The change in fortune brings her to tears.

“It’s really overwhelming,” she said, sitting in a couch in her living room, where framed pictures of her family and religious scripture adorn a glass table atop paneled wood floors. “When you have struggled for so long, you don’t know where your next meal is coming from. It means a lot. … I’m grateful that they heard me say I was struggling.”

But prior to April 27, Graham’s experiences were not atypical for West Baltimore: going to church, getting by, raising her children in a neighborhood that can echo with gunshots. While one daughter aspires to be in uniform, her son resents the police; Graham fears his story ending the same way as Trayvon Martin or Freddie Gray.

After moving her family from Park Heights to a larger rowhouse in West Baltimore, the 42-year-old health care worker injured her back on the job; she eventually lost her position as a caregiver. She made ends meet with the help of her significant other and an older daughter. Graham also enlisted the help of social services.

To compound matters, Graham said, past legal trouble kept her from getting new employment.

“If you have any criminal background it is hard to find work,” she said. A court records search showed Graham was charged with second-degree assault in 2002, but the case was dismissed.

The number of people seeking work who have such records in their background is so widespread in Baltimore that last year the City Council passed “Ban the Box” legislation that would force employers to wait until they have extended a conditional job offer before checking an applicant’s criminal history.

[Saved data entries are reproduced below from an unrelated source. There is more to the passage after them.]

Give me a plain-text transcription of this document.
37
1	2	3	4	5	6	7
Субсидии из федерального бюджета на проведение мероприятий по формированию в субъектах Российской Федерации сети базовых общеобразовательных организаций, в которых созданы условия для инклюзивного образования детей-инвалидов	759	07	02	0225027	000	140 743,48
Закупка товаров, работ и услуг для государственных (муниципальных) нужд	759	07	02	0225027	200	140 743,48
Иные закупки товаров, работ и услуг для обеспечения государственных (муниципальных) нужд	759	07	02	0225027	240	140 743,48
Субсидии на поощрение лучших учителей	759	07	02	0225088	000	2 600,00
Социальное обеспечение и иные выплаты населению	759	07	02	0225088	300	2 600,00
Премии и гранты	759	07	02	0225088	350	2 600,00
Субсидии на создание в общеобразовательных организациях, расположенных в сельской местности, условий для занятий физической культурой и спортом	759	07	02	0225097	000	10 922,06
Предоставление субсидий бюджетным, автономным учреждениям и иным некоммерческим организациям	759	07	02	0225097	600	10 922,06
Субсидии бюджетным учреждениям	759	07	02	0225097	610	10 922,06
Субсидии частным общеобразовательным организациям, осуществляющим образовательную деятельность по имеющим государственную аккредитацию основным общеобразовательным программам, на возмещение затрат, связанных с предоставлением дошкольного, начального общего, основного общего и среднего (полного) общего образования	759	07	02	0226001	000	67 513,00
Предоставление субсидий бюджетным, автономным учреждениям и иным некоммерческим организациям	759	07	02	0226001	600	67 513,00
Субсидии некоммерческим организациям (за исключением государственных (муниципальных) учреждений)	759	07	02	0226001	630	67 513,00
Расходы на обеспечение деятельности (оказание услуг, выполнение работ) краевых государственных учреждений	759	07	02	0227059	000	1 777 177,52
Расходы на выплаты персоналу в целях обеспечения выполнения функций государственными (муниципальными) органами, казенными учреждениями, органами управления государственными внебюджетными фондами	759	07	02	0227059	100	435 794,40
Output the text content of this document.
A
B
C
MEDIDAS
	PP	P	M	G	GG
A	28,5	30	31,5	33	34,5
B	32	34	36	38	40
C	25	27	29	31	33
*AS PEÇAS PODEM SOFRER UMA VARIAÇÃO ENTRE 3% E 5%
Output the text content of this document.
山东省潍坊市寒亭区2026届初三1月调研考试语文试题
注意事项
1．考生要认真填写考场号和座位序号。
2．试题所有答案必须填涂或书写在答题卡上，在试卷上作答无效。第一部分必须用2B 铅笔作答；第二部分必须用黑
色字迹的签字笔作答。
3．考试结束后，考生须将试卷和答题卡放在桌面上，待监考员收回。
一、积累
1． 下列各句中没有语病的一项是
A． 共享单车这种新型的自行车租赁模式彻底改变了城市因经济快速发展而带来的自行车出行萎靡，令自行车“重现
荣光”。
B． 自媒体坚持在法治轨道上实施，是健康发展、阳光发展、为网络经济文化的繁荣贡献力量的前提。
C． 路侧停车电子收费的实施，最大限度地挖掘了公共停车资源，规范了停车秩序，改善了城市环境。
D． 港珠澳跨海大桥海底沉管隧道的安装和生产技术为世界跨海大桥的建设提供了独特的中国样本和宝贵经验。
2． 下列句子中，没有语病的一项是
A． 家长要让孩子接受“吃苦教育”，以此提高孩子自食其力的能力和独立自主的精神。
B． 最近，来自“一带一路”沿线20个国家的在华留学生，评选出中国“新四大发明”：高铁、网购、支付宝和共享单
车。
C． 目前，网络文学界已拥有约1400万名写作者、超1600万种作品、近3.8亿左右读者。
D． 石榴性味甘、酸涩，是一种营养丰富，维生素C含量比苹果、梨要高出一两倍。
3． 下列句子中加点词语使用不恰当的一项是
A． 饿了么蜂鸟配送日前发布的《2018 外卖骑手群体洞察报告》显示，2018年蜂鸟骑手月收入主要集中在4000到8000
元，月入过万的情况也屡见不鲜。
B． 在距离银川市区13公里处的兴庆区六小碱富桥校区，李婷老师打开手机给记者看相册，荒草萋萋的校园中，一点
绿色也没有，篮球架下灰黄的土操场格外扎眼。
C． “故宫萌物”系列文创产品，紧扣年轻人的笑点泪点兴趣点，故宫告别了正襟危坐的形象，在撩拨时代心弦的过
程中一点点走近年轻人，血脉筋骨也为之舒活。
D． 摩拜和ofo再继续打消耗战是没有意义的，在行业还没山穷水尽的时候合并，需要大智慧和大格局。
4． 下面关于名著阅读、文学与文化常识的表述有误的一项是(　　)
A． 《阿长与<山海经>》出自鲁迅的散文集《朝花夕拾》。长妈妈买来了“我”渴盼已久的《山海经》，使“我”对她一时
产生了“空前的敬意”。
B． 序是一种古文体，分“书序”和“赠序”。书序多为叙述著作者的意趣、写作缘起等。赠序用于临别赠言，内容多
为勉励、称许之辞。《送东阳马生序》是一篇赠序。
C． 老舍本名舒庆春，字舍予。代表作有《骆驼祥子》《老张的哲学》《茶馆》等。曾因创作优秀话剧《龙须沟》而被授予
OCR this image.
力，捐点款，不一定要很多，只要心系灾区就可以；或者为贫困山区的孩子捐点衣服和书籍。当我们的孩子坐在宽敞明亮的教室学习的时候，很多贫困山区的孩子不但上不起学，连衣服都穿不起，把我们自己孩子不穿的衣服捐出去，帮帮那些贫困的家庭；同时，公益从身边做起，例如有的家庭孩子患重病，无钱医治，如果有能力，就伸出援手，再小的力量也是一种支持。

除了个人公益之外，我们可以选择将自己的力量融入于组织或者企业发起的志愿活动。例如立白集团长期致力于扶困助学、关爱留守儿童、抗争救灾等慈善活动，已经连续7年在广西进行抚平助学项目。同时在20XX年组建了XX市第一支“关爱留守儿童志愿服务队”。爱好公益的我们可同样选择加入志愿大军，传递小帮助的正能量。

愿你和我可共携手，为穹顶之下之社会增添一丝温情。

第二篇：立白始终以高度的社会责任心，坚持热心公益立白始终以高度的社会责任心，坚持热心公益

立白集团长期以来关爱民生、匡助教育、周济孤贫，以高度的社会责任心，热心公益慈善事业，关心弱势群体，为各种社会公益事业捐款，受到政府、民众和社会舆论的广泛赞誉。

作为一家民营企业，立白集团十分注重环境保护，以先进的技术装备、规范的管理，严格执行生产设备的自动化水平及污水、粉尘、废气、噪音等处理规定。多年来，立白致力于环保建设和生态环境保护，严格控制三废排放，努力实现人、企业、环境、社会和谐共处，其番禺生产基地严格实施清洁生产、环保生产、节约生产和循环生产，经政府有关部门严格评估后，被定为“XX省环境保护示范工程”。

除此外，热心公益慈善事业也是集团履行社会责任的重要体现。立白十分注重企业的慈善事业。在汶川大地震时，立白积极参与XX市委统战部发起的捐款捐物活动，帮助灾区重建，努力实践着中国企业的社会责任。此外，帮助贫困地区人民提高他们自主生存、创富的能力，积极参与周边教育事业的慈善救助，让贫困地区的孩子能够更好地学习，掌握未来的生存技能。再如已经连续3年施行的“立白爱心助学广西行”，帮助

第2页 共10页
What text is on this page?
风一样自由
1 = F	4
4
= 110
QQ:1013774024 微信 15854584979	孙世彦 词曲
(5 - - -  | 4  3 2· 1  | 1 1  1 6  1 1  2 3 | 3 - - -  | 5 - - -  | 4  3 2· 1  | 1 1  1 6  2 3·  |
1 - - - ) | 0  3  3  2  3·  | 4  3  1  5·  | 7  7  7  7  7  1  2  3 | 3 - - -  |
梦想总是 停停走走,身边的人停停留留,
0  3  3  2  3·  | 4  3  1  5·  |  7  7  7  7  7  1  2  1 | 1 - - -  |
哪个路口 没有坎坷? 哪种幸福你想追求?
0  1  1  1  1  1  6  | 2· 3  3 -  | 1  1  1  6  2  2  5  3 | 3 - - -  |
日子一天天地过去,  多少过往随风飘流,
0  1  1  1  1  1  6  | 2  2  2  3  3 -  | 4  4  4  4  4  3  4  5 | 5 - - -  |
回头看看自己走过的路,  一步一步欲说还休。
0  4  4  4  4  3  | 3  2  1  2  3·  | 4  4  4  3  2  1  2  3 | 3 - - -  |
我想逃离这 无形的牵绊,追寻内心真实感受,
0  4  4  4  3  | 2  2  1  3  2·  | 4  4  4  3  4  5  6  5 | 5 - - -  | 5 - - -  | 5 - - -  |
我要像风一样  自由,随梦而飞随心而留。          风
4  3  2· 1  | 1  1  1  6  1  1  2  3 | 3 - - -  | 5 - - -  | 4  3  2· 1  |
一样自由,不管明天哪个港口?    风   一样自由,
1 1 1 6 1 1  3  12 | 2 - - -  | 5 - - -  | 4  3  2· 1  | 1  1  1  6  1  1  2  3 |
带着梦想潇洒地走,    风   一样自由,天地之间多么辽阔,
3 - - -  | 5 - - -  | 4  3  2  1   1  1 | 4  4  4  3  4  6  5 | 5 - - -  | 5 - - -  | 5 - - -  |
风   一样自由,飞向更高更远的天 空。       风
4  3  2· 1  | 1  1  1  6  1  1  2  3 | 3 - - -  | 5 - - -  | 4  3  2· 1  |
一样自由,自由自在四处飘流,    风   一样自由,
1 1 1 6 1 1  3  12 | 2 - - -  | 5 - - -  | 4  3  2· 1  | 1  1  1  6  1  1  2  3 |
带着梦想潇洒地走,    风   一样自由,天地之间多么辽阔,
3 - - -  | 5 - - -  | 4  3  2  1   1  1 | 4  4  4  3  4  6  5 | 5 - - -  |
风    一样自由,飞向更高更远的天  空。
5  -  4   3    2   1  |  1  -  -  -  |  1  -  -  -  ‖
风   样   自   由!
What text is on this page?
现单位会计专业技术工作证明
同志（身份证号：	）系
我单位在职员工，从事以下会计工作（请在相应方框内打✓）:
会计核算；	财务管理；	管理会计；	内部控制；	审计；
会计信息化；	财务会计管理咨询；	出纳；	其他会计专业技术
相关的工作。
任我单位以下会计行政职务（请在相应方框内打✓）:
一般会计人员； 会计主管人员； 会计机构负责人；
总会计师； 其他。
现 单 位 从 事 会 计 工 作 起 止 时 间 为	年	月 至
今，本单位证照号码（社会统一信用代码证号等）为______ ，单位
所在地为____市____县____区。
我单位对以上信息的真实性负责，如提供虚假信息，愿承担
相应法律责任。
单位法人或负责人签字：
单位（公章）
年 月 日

Graham declined to elaborate on that history but added that “no one wants to work with anyone with a record. Sure, you can get hired at McDonald’s. But you can’t if you want to work as a nurse or as a caregiver with a criminal background. I’m saying this from experience.”


Even while Graham struggled, she never lost sight of her faith and her family. The youngest of five, she was raised by her parents in a close-knit family in Park Heights.

“Growing up in Baltimore, everyone had a mother and father in the household. Parents were strict. I had to do chores, go to school. We respected elders,” she said.

She was devastated when her mother died in 1996. “It was hard for me,” she said. Her voice lowers to almost a whisper as she describes family gatherings at the gravesite. “We go up there with blankets and talk to her,” she said.

Graham has a “strong connection with the church,” she said. Her faith helps her cope, along with a closeness to her father, who often hosts Sunday fish-fry dinners.

She has served as an usher in Berean Baptist Church, where she has been a member for years, she said. Her daughters have been part of the dance ministry there.

Perhaps it is Graham’s stern background that comes through in the video that shows her hitting and pushing her son while yelling and cursing at him.

The images stirred sharp emotions, drawing praise for Graham as “Mother of the Year,” as well as condemnation for her violence against a child. There were cheers of approval, then a backlash, then a backlash to the backlash.

Graham said she doesn’t want any labels. She just wants to keep her children safe.

“I know I’m not alone out there,” she said. “It’s just that the cameras caught me on TV that day. I was trying to get my son out of a bad situation.”

Graham stands 5 feet 2 inches tall. She’s always been called “shorty,” but her presence is commanding. On the day of the interview, she wore a sparkly “Boss” necklace that accented her black dress.

The way she has handled attention since the video makes her oldest daughter, Tericka Tate, proud.

“People are recognizing what she’s done for me in my 24 years of living,” Tate said. “She’s done the best she could.”

Graham’s father, Robert, echoes the praise.

“She adopted what I was teaching,” the 68-year-old said. “To me, she was raising them in the order I tried to raise them.”

Robert Graham lives in Westport and works laying tile and marble. He does not view what his daughter did as wrong or abusive.

“I was proud of her for catching him from getting into trouble,” he said. “Those were the things I would do to them growing up. I would go to school to check on them.”

Graham has avoided social media and Internet stories about herself.

“People are going to have their opinion,” she acknowledges. She would just rather not read about it.

“I’ve told my girls that if you see anything that is negative about me, don’t tag me or respond,” she said. “I live by the belief that sticks and stones will break my bones, but words will never hurt me.”